Don’t ask me to contribute to a charity. Have I mentioned that I have offspring, a home, and dogs to maintain? I feel like charities are getting more needy, but my salary is shrinking (no cost-of-living increase for, oh, 7 years now), and I feel more put upon now than ever before. Also, is it wrong of me to think charities need to focus a bit more on our fellow countrymen? I see adults and children alike, on a regular basis, who need help.
Don’t ask me what’s wrong. I wouldn’t know where to start, because I don’t know exactly what’s causing me to look sad. Let’s just leave it at that for now.
Don’t ask if I want another glass of red.

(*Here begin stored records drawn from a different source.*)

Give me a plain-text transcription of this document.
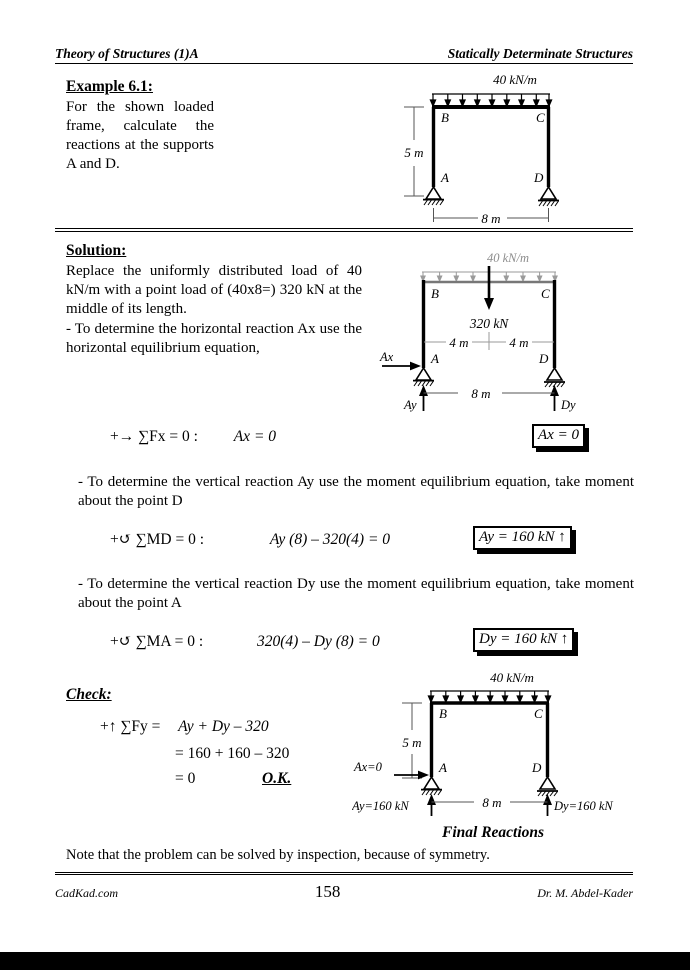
Theory of Structures (1)A	Statically Determinate Structures
Example 6.1:
For the shown loaded frame, calculate the reactions at the supports A and D.
40 kN/m
B	C
A	D
5 m
8 m
Solution:
Replace the uniformly distributed load of 40 kN/m with a point load of (40x8=) 320 kN at the middle of its length.
- To determine the horizontal reaction Ax use the horizontal equilibrium equation,
40 kN/m
320 kN
B	C
A	D
4 m	4 m
Ax
Ay	Dy
8 m
+→ ∑Fx = 0 : Ax = 0	Ax = 0
- To determine the vertical reaction Ay use the moment equilibrium equation, take moment about the point D
+↺ ∑MD = 0 :	Ay (8) – 320(4) = 0	Ay = 160 kN ↑
- To determine the vertical reaction Dy use the moment equilibrium equation, take moment about the point A
+↺ ∑MA = 0 :	320(4) – Dy (8) = 0	Dy = 160 kN ↑
Check:
+↑ ∑Fy = Ay + Dy – 320
= 160 + 160 – 320
= 0	O.K.
40 kN/m
B	C
A	D
5 m
Ax=0
Ay=160 kN	Dy=160 kN
8 m
Final Reactions
Note that the problem can be solved by inspection, because of symmetry.
CadKad.com	158	Dr. M. Abdel-Kader
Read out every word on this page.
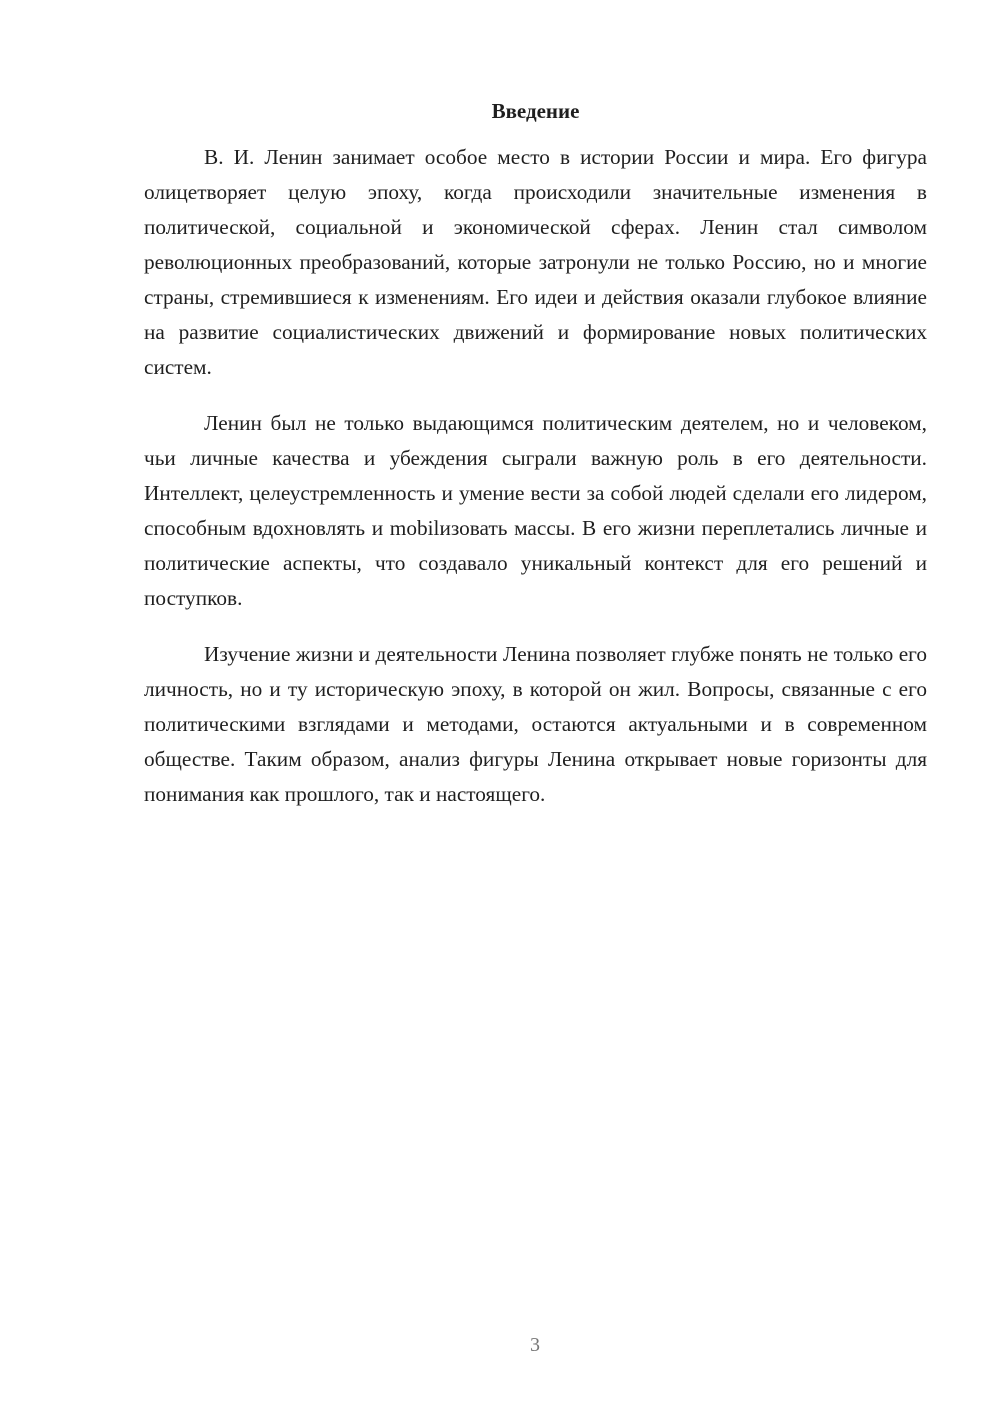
Введение

В. И. Ленин занимает особое место в истории России и мира. Его фигура олицетворяет целую эпоху, когда происходили значительные изменения в политической, социальной и экономической сферах. Ленин стал символом революционных преобразований, которые затронули не только Россию, но и многие страны, стремившиеся к изменениям. Его идеи и действия оказали глубокое влияние на развитие социалистических движений и формирование новых политических систем.

Ленин был не только выдающимся политическим деятелем, но и человеком, чьи личные качества и убеждения сыграли важную роль в его деятельности. Интеллект, целеустремленность и умение вести за собой людей сделали его лидером, способным вдохновлять и mobilизовать массы. В его жизни переплетались личные и политические аспекты, что создавало уникальный контекст для его решений и поступков.

Изучение жизни и деятельности Ленина позволяет глубже понять не только его личность, но и ту историческую эпоху, в которой он жил. Вопросы, связанные с его политическими взглядами и методами, остаются актуальными и в современном обществе. Таким образом, анализ фигуры Ленина открывает новые горизонты для понимания как прошлого, так и настоящего.

3
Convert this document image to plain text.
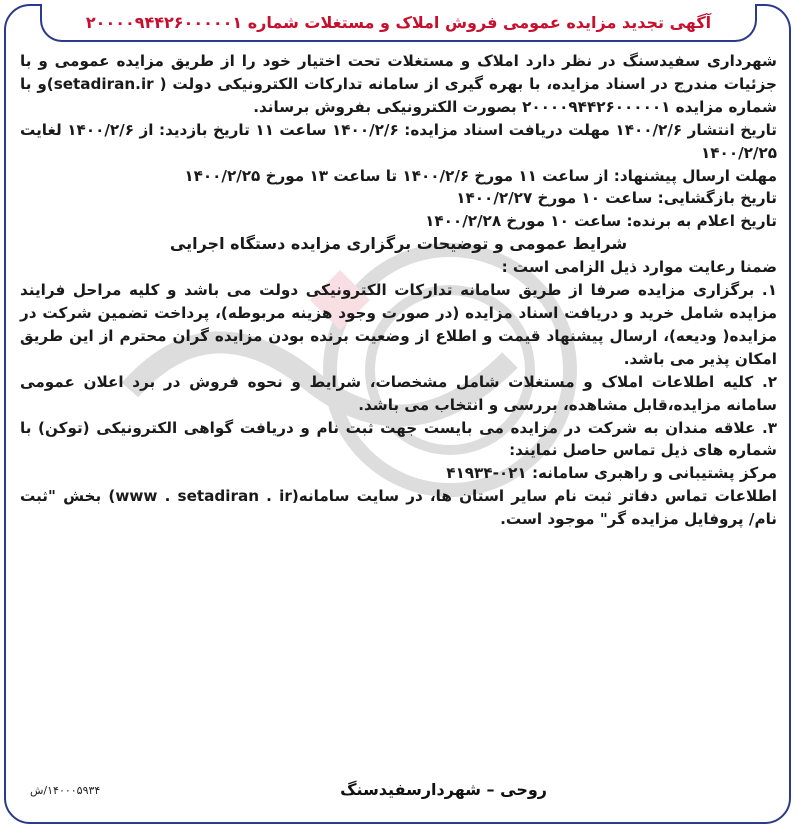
آگهی تجدید مزایده عمومی فروش املاک و مستغلات شماره ۲۰۰۰۰۹۴۴۲۶۰۰۰۰۰۱

شهرداری سفیدسنگ در نظر دارد املاک و مستغلات تحت اختیار خود را از طریق مزایده عمومی و با جزئیات مندرج در اسناد مزایده، با بهره گیری از سامانه تدارکات الکترونیکی دولت ( setadiran.ir)و با شماره مزایده ۲۰۰۰۰۹۴۴۲۶۰۰۰۰۰۱ بصورت الکترونیکی بفروش برساند.

تاریخ انتشار ۱۴۰۰/۲/۶ مهلت دریافت اسناد مزایده: ۱۴۰۰/۲/۶ ساعت ۱۱ تاریخ بازدید: از ۱۴۰۰/۲/۶ لغایت ۱۴۰۰/۲/۲۵

مهلت ارسال پیشنهاد: از ساعت ۱۱ مورخ ۱۴۰۰/۲/۶ تا ساعت ۱۳ مورخ ۱۴۰۰/۲/۲۵

تاریخ بازگشایی: ساعت ۱۰ مورخ ۱۴۰۰/۲/۲۷

تاریخ اعلام به برنده: ساعت ۱۰ مورخ ۱۴۰۰/۲/۲۸

شرایط عمومی و توضیحات برگزاری مزایده دستگاه اجرایی

ضمنا رعایت موارد ذیل الزامی است :

۱. برگزاری مزایده صرفا از طریق سامانه تدارکات الکترونیکی دولت می باشد و کلیه مراحل فرایند مزایده شامل خرید و دریافت اسناد مزایده (در صورت وجود هزینه مربوطه)، پرداخت تضمین شرکت در مزایده( ودیعه)، ارسال پیشنهاد قیمت و اطلاع از وضعیت برنده بودن مزایده گران محترم از این طریق امکان پذیر می باشد.

۲. کلیه اطلاعات املاک و مستغلات شامل مشخصات، شرایط و نحوه فروش در برد اعلان عمومی سامانه مزایده،قابل مشاهده، بررسی و انتخاب می باشد.

۳. علاقه مندان به شرکت در مزایده می بایست جهت ثبت نام و دریافت گواهی الکترونیکی (توکن) با شماره های ذیل تماس حاصل نمایند:

مرکز پشتیبانی و راهبری سامانه: ۰۲۱-۴۱۹۳۴

اطلاعات تماس دفاتر ثبت نام سایر استان ها، در سایت سامانه(www . setadiran . ir) بخش "ثبت نام/ پروفایل مزایده گر" موجود است.

روحی – شهردارسفیدسنگ
۱۴۰۰۰۵۹۳۴/ش
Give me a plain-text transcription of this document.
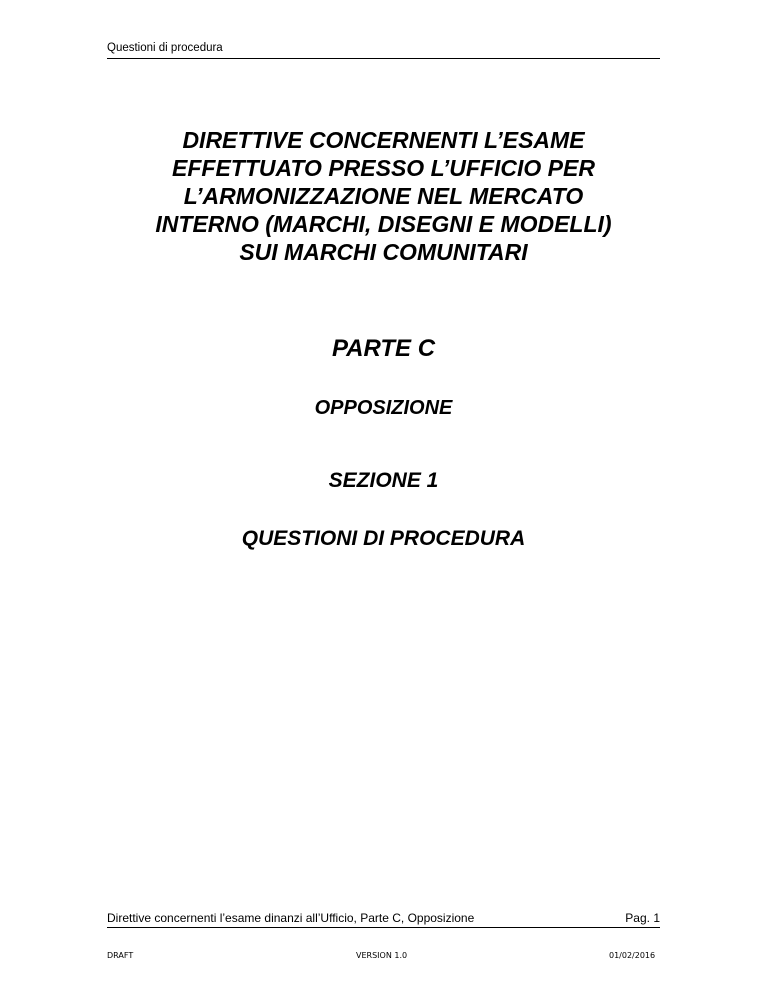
Questioni di procedura
DIRETTIVE CONCERNENTI L’ESAME
EFFETTUATO PRESSO L’UFFICIO PER
L’ARMONIZZAZIONE NEL MERCATO
INTERNO (MARCHI, DISEGNI E MODELLI)
SUI MARCHI COMUNITARI
PARTE C
OPPOSIZIONE
SEZIONE 1
QUESTIONI DI PROCEDURA
Direttive concernenti l’esame dinanzi all’Ufficio, Parte C, Opposizione	Pag. 1
DRAFT	VERSION 1.0	01/02/2016
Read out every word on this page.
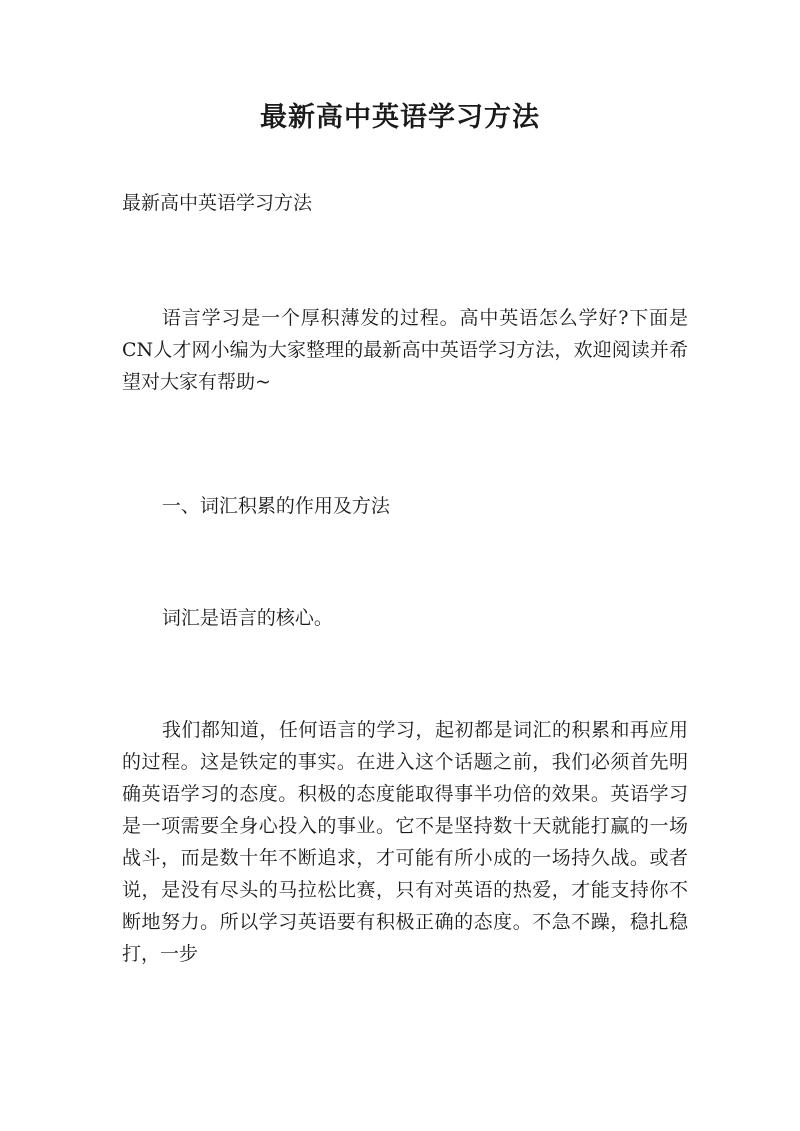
最新高中英语学习方法

最新高中英语学习方法

语言学习是一个厚积薄发的过程。高中英语怎么学好?下面是CN人才网小编为大家整理的最新高中英语学习方法，欢迎阅读并希望对大家有帮助~

一、词汇积累的作用及方法

词汇是语言的核心。

我们都知道，任何语言的学习，起初都是词汇的积累和再应用的过程。这是铁定的事实。在进入这个话题之前，我们必须首先明确英语学习的态度。积极的态度能取得事半功倍的效果。英语学习是一项需要全身心投入的事业。它不是坚持数十天就能打赢的一场战斗，而是数十年不断追求，才可能有所小成的一场持久战。或者说，是没有尽头的马拉松比赛，只有对英语的热爱，才能支持你不断地努力。所以学习英语要有积极正确的态度。不急不躁，稳扎稳打，一步
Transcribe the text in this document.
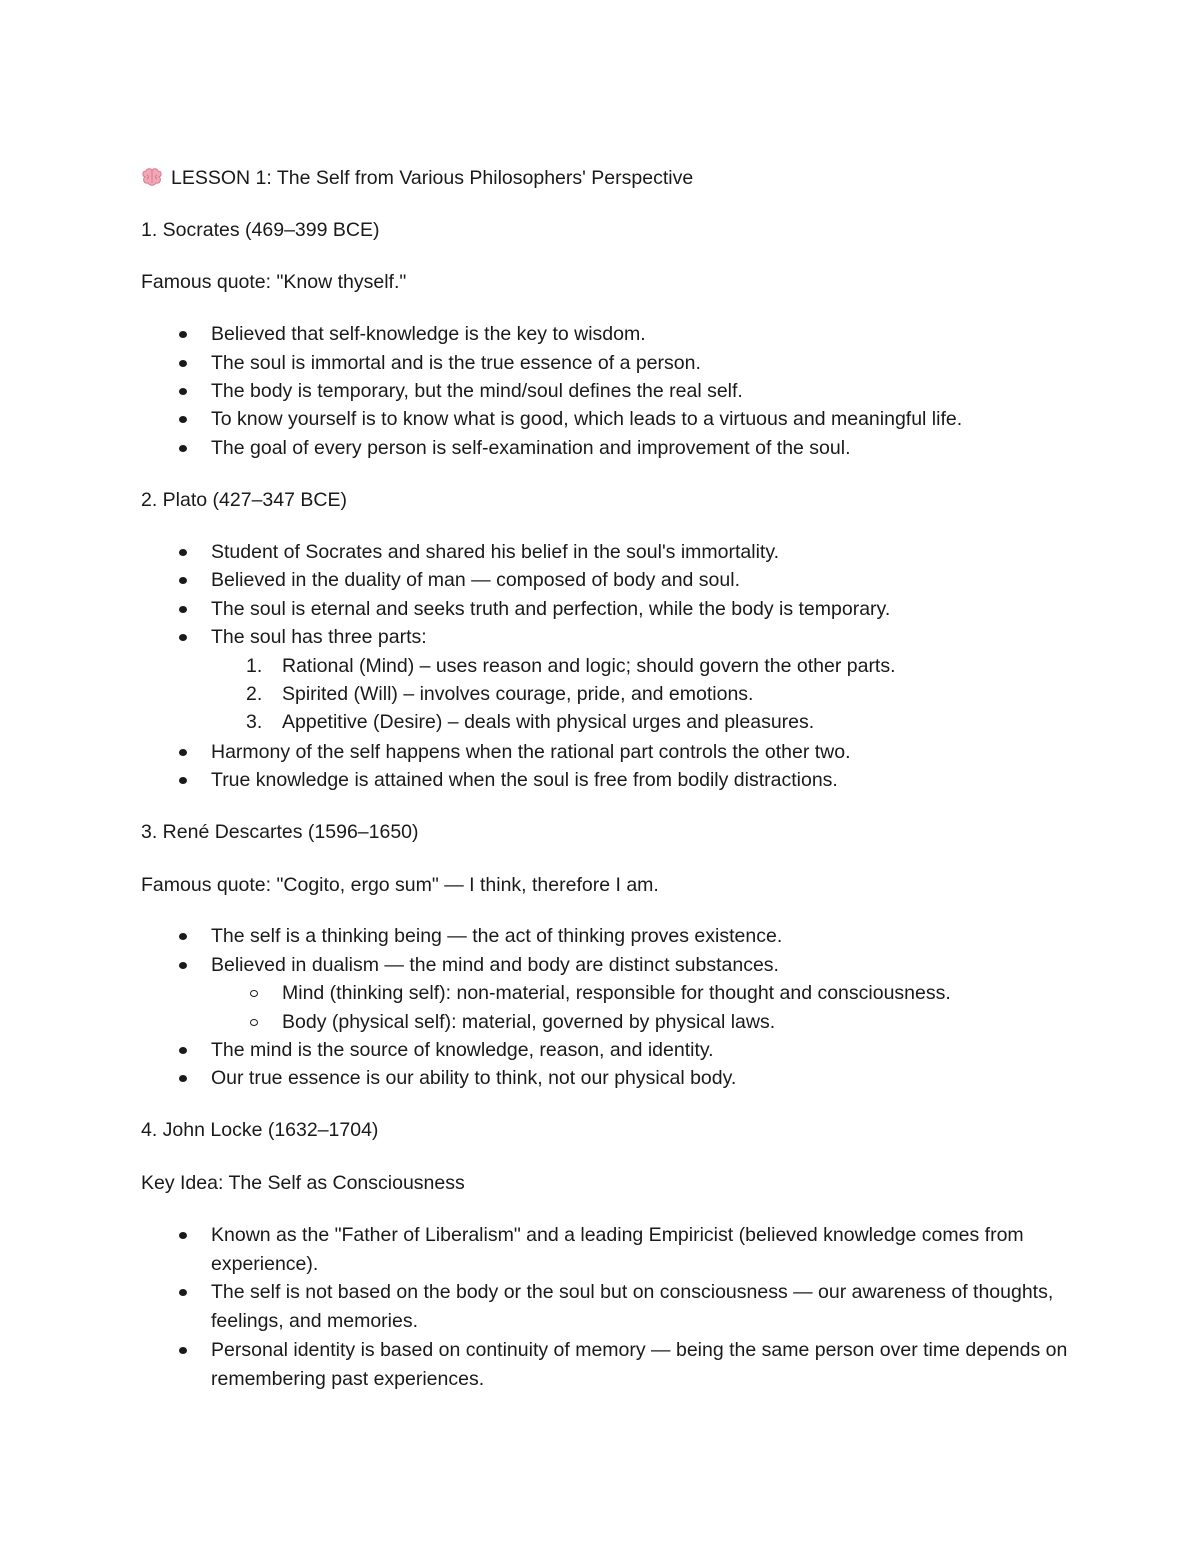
LESSON 1: The Self from Various Philosophers' Perspective
1. Socrates (469–399 BCE)
Famous quote: "Know thyself."
Believed that self-knowledge is the key to wisdom.
The soul is immortal and is the true essence of a person.
The body is temporary, but the mind/soul defines the real self.
To know yourself is to know what is good, which leads to a virtuous and meaningful life.
The goal of every person is self-examination and improvement of the soul.
2. Plato (427–347 BCE)
Student of Socrates and shared his belief in the soul's immortality.
Believed in the duality of man — composed of body and soul.
The soul is eternal and seeks truth and perfection, while the body is temporary.
The soul has three parts:
1.	Rational (Mind) – uses reason and logic; should govern the other parts.
2.	Spirited (Will) – involves courage, pride, and emotions.
3.	Appetitive (Desire) – deals with physical urges and pleasures.
Harmony of the self happens when the rational part controls the other two.
True knowledge is attained when the soul is free from bodily distractions.
3. René Descartes (1596–1650)
Famous quote: "Cogito, ergo sum" — I think, therefore I am.
The self is a thinking being — the act of thinking proves existence.
Believed in dualism — the mind and body are distinct substances.
Mind (thinking self): non-material, responsible for thought and consciousness.
Body (physical self): material, governed by physical laws.
The mind is the source of knowledge, reason, and identity.
Our true essence is our ability to think, not our physical body.
4. John Locke (1632–1704)
Key Idea: The Self as Consciousness
Known as the "Father of Liberalism" and a leading Empiricist (believed knowledge comes from experience).
The self is not based on the body or the soul but on consciousness — our awareness of thoughts, feelings, and memories.
Personal identity is based on continuity of memory — being the same person over time depends on remembering past experiences.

Duh.
Don’t ask me how I will tell my tenants we are going to sell that house next year. I haven’t figured that out yet. If I tell them it’s because of our 7-year plan, they will probably be angry for us being callous (even though it’s my house to do with as I see fit). I need to strike just the right tone between nice/apologetic and resolute/firm.
Don’t act surprised when I get pissed about having asked you to participate in a Christmas ritual that you thought was unimportant and so didn’t join in. It’s all important. It just is, and I can’t believe these traditions are so important to me. This actually pisses me off more than anything else, because I never thought I was the traditional type. Gah.
P.S. While putting together the nativity scene at home, I convinced girl midget that pregnant Mary broke up with God to be with Joseph. Such scandal! Yes I cleared it up later. If you can’t have fun with your own midgets, why did you have any in the first place? Mine still think kids aren’t allowed in Las Vegas.